The plaintiff, a participant in an HMO, suffered from sleep apnea, for which her physicians recommended treatment by an outside specialist. Aetna denied covered for the treatment, asserting that the plan required pre-authorization for an outside referral. The parties’ dispute centered around a specific provision in the Certificate of Coverage (“COC”), which the court found was ambiguous with respect to the need for pre-authorization for outside services rendered on an ad hoc basis.
The court noted at the outset something that is common in recent-vintage plans: the plan functions as an SPD. As the court explained: “in addition to appearing in the plan, the COC’s text also constitutes the ‘summary plan description’ which ERISA requires plan administrators to provide to participants and beneficiaries. Thus, although a plan summary is a separate document from the plan itself, in this case the summary’s text is simply a verbatim copy of the underlying plan provisions.”
The court next noted that, although Aetna had discretionary authority to interpret the plan (and therefore “discretion to resolve ambiguities in the plan language in its favor”), its “discretion to resolve ambiguities in the plan does not extend to the plan summary, notwithstanding that in this instance the summary is a verbatim copy of text in the plan [emphasis by the court].” The court continued that ambiguities in an SPD must be resolved in favor of the beneficiary, because SPDs are to be written in a manner to be understood by the average participant. On this basis, the court held:
Therefore, when considering the COC as a plan summary we must resolve its ambiguity against requiring pre-authorization of ad hoc outside services. That of course diverges from the interpretation Aetna has given to identical language in the underlying plan. If that outcome seems puzzling, the anomaly is traceable to Aetna’s curious decision to use identical language in both plan and plan summary—documents that serve quite different functions and are accordingly subject to differing interpretative standards.
Thus, the court held, a plan administrator or fiduciary can effectively lose the discretion to interpret a plan if the same language is included in the SPD.

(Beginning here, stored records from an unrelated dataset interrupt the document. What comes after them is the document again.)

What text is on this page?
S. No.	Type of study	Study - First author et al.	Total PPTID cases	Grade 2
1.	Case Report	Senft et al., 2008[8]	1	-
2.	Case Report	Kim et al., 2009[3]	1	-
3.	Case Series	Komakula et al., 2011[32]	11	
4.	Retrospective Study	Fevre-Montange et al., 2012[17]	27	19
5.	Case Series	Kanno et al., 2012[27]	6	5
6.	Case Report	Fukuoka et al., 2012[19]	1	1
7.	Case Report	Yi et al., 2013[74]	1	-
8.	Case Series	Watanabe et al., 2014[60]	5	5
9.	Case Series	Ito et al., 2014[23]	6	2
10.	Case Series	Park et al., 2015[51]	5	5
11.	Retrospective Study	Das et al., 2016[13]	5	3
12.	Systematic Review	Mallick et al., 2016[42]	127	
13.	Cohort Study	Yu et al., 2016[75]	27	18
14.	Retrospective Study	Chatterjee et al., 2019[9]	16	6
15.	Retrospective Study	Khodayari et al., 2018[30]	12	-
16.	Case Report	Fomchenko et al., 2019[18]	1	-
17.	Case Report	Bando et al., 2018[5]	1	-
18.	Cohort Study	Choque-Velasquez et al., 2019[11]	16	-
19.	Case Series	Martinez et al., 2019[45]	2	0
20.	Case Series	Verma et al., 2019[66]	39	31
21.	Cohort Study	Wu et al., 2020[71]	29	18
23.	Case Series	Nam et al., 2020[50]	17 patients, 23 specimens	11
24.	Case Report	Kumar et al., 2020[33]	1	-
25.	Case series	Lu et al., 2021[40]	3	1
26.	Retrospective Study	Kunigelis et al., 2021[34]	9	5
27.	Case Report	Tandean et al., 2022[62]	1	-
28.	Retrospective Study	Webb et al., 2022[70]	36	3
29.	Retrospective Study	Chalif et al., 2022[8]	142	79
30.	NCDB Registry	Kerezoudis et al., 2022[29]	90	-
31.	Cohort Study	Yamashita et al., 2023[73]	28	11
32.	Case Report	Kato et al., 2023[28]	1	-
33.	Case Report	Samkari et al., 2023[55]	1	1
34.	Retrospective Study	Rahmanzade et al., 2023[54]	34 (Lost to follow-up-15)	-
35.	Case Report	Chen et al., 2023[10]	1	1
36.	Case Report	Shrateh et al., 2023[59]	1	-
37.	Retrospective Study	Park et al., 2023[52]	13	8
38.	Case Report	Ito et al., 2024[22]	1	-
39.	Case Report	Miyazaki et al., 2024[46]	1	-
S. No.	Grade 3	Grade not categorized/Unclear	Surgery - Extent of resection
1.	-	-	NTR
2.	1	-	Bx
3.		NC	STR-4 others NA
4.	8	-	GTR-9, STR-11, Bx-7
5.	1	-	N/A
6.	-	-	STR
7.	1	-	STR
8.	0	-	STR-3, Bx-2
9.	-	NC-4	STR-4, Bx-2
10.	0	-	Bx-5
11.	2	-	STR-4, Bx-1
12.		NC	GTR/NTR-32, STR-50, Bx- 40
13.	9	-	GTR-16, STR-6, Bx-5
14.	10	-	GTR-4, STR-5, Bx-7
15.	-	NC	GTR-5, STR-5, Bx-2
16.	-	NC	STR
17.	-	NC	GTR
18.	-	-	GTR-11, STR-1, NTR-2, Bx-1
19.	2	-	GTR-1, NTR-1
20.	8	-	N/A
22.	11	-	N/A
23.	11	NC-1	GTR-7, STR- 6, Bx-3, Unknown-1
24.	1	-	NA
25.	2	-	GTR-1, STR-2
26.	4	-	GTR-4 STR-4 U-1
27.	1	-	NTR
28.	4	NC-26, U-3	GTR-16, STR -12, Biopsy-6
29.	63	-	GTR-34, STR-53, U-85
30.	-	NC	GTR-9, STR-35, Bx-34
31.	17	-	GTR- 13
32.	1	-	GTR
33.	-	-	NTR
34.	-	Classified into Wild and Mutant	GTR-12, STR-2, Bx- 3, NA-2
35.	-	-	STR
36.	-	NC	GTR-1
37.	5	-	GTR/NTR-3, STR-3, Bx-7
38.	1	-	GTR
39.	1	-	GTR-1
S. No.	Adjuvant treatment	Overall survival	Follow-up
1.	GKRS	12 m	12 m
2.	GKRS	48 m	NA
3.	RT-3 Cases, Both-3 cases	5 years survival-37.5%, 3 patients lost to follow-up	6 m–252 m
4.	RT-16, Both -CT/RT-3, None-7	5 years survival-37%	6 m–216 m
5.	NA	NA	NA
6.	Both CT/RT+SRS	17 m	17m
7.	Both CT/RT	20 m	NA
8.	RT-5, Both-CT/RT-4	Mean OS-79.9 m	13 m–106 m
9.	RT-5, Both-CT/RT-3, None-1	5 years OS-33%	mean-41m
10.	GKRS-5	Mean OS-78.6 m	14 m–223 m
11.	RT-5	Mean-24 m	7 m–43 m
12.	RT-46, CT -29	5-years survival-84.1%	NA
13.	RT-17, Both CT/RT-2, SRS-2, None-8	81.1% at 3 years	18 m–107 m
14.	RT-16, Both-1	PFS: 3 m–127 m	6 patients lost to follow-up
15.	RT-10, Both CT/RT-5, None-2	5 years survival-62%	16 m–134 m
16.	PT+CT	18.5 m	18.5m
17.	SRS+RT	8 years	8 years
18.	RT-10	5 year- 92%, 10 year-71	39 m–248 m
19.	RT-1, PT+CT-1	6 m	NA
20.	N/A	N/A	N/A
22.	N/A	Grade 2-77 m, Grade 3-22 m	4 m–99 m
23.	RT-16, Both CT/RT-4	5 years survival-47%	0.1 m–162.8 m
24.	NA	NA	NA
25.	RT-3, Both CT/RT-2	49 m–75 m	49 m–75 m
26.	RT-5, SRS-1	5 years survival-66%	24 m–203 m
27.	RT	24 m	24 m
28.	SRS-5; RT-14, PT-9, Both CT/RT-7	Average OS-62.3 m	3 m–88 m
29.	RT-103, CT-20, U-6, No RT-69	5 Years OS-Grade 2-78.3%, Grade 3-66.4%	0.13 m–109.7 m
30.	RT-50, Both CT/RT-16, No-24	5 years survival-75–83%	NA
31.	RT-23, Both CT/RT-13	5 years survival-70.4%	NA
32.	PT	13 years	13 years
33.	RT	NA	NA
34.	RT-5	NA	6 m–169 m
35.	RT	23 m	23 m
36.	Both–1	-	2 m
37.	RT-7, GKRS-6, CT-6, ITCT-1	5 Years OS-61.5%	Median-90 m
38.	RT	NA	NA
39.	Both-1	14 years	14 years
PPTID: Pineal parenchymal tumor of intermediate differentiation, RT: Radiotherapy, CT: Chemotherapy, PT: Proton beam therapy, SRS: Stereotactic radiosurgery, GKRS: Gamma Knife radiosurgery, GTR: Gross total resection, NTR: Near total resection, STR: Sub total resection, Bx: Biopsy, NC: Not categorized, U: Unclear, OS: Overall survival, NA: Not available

The court held that Cigna v. Amara did not prevent this result, even though Amara held that “the text of § 1132(a)(1)(B) does not authorize courts to enforce the terms of a plan summary[.]” The Fifth Circuit explained its reasoning as follows:
Section 1132(a)(1)(B) does, however, allow courts to “look outside the plan’s written language in deciding what those terms are, i.e., what the language means ….” CIGNA, 131 S Ct. at 1877. Also, even if the plan’s language unambiguously supports the administrator’s decision, a beneficiary may still seek to hold the administrator to conflicting terms in the plan summary through a breach-of-fiduciary-duty claim under § 1132(a)(3). CIGNA, 131 S.Ct. at 1878–82.138910
Thus, CIGNA changes our case law to the extent that the plan text ultimately controls the administrator’s obligations in a § 1132(a)(1)(B) action, but CIGNA does not disturb our prior holdings that (1) ambiguous plan language be given a meaning as close as possible to what is said in the plan summary, and (2) plan summaries be interpreted in light of the applicable statutes and regulations.
Here, the court held, ERISA regulations required the SPD to include either the pre-authorization requirement or a reference to where it could be found in close conjunction with the description of benefits. Having failed to do that in the SPD, Aetna could not interpret the plan as requiring pre-authorization.
The court also gave weight to the apparent fact that the plaintiff’s doctors, who were part of the HMO, did not know of the pre-authorization requirement. The court observed that “it smacks of bad faith to invoke pre-authorization if that requirement is unknown to both doctors and patients in the HMO.” It did, however, state that it was not finding bad faith, nor was it requiring the district court to consider bad faith on remand.
Finally, the court instructed the district court on remand to consider Aetna’s argument that the plaintiff had failed to exhaust her administrative remedies. Though it said that it was not pre-judging that defense, it noted that, if the plan failed to establish or follow reasonable claims procedures, the plaintiff would be deemed to have exhausted her administrative remedies. It then stated: “It is difficult to see how Aetna’s leaving both Koehler and her doctors ignorant of the pre-authorization requirement would not ‘inhibit or hamper[ ]’ her from initiating the procedures necessary for her to realize her entitlements under the plan” which presumably would make its claim procedures unreasonable.